Ordered Mesoporous SiOC and SiCN Ceramics from Atmosphere-Assisted in Situ Transformation

Abstract

An atmosphere-assisted heating process was utilized to transform mesostructured SiC−C nanocomposites in situ into ordered mesoporous SiOC and SiCN ceramics with relatively small structural shrinkage. The mesostructured SiC−C nanocomposites were fabricated using commercially available polycarbosilane (PCS) as a ceramic precursor and mesoporous carbon CMK-3 as a hard template that itself was prepared by a nanocasting procedure from mesoporous silica SBA-15. Reactive gases including air and ammonia were employed to simultaneously incorporate O or N into SiC ceramics and oxidize or reduce the carbon template and excess carbon deposits.

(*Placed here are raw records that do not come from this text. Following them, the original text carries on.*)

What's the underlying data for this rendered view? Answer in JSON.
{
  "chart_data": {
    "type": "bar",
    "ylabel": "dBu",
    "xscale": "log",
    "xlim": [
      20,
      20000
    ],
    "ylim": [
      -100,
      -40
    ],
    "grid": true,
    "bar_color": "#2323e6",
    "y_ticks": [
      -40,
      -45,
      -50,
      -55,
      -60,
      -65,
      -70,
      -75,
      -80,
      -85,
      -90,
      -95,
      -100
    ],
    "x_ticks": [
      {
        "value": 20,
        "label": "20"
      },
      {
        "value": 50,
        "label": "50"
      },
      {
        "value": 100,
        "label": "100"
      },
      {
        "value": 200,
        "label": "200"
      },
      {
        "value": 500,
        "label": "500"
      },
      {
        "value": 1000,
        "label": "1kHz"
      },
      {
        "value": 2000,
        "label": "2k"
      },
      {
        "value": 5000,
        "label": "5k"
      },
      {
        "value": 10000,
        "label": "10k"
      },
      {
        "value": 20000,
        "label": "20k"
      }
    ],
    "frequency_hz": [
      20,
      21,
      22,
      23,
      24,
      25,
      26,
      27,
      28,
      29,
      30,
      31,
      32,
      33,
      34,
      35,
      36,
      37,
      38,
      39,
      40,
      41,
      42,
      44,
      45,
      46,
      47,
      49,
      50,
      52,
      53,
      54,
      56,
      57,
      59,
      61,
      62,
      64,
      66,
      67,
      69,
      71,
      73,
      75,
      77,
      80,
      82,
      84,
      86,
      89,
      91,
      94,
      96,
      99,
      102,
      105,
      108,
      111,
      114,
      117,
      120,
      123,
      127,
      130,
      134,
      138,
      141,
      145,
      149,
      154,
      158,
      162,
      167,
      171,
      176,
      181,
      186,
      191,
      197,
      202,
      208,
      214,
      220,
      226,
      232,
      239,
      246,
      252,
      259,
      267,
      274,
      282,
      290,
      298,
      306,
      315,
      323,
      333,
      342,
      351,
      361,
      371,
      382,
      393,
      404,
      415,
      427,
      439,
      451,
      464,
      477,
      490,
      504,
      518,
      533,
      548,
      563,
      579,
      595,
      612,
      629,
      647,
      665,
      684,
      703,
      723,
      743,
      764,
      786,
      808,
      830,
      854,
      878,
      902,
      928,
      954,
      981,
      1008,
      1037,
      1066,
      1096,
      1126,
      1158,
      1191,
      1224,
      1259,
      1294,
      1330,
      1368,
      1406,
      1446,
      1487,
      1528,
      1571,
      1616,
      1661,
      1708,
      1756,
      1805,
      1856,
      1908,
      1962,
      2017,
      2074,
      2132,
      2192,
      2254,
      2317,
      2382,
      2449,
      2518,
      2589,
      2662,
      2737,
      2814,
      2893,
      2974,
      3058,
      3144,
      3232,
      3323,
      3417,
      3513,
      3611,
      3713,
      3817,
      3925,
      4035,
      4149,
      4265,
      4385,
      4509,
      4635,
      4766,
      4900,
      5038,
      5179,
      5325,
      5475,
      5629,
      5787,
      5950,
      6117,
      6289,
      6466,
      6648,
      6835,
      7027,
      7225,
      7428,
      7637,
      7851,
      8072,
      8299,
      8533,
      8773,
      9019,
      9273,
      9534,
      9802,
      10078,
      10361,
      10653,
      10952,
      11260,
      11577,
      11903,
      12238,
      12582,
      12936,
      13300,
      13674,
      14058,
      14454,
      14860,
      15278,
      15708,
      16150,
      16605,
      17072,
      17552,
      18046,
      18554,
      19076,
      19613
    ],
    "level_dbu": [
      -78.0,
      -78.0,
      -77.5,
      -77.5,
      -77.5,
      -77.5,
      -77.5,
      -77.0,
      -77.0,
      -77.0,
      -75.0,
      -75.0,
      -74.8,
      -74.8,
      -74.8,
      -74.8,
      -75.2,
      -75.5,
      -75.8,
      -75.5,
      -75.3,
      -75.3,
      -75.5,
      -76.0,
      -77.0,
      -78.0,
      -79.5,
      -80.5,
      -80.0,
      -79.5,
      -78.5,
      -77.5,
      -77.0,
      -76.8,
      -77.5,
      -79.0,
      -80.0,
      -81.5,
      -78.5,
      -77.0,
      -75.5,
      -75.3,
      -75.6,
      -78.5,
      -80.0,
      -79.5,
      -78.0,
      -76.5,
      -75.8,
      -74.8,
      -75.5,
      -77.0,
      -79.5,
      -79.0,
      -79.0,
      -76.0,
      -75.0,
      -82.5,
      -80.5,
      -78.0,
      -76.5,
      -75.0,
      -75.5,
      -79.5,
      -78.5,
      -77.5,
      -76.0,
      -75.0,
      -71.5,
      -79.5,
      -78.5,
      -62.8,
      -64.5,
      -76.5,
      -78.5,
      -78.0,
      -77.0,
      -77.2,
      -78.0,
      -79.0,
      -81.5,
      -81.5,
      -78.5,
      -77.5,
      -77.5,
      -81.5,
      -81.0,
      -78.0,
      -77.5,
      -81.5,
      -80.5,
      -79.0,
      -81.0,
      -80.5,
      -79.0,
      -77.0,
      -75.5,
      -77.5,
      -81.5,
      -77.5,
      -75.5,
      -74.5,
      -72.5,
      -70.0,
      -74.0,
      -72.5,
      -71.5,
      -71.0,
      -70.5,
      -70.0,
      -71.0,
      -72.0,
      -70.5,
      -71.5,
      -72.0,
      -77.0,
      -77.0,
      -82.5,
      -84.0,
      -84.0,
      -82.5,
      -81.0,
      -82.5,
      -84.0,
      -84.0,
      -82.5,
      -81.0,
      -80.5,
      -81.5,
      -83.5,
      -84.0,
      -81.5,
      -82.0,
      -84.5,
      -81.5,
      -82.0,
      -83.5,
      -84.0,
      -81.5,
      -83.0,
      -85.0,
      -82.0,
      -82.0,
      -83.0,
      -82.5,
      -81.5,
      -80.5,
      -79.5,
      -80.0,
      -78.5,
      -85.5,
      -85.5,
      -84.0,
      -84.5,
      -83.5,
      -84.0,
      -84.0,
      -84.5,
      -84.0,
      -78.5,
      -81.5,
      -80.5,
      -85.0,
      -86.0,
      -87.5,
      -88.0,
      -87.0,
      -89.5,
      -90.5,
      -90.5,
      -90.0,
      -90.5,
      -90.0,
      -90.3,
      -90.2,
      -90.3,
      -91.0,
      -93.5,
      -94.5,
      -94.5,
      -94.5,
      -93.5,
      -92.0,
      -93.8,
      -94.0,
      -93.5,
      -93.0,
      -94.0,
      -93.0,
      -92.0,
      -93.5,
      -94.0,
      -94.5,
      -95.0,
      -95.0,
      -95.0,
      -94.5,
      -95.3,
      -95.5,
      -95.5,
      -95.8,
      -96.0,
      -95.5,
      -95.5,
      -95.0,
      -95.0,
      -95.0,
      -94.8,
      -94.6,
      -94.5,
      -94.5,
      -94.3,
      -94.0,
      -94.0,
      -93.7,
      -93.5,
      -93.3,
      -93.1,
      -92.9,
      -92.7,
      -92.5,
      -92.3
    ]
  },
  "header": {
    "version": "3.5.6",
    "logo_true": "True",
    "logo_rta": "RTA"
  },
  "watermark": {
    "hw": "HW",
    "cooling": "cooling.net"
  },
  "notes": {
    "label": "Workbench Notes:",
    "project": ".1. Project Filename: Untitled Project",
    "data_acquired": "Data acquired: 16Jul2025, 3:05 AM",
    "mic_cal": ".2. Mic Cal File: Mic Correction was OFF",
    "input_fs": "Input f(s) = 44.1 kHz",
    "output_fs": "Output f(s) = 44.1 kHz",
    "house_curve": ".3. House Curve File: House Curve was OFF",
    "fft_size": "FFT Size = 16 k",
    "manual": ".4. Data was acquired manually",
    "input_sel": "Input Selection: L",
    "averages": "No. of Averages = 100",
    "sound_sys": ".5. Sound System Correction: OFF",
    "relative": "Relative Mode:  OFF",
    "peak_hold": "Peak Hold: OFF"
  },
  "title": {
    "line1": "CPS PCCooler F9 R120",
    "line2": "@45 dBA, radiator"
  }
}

The procedure was carried out at 500 °C for 10 h and at 1000 °C for 10 h for air- and ammonia-assisted in situ transformations, respectively. SAXS, XRD, N2 sorption, and TEM analyses revealed that the mesoporous SiOC and SiCN ceramics exhibit open, continuous frameworks similar to that of the primary template ordered mesoporous SBA-15. The ordered mesoporous SiOC and SiCN ceramics have high surface areas (200−400 m2 g-1), large pore volumes (0.4−0.8 cm3 g-1), and narrow pore size distributions (4.9−10.3 nm). The structural shrinkage from mesostructured SiC−C composites to mesoporous SiC-based ceramics decreased with increasing initial pyrolysis temperature for SiC−C nanocomposites owing to the improvement of structural rigidity. This shrinkage was found to be as low as 2.6% from mesostructured SiC−C pyrolysis at 1400 °C to mesoporous SiCN-1400 via ammonia-assisted in situ transformation.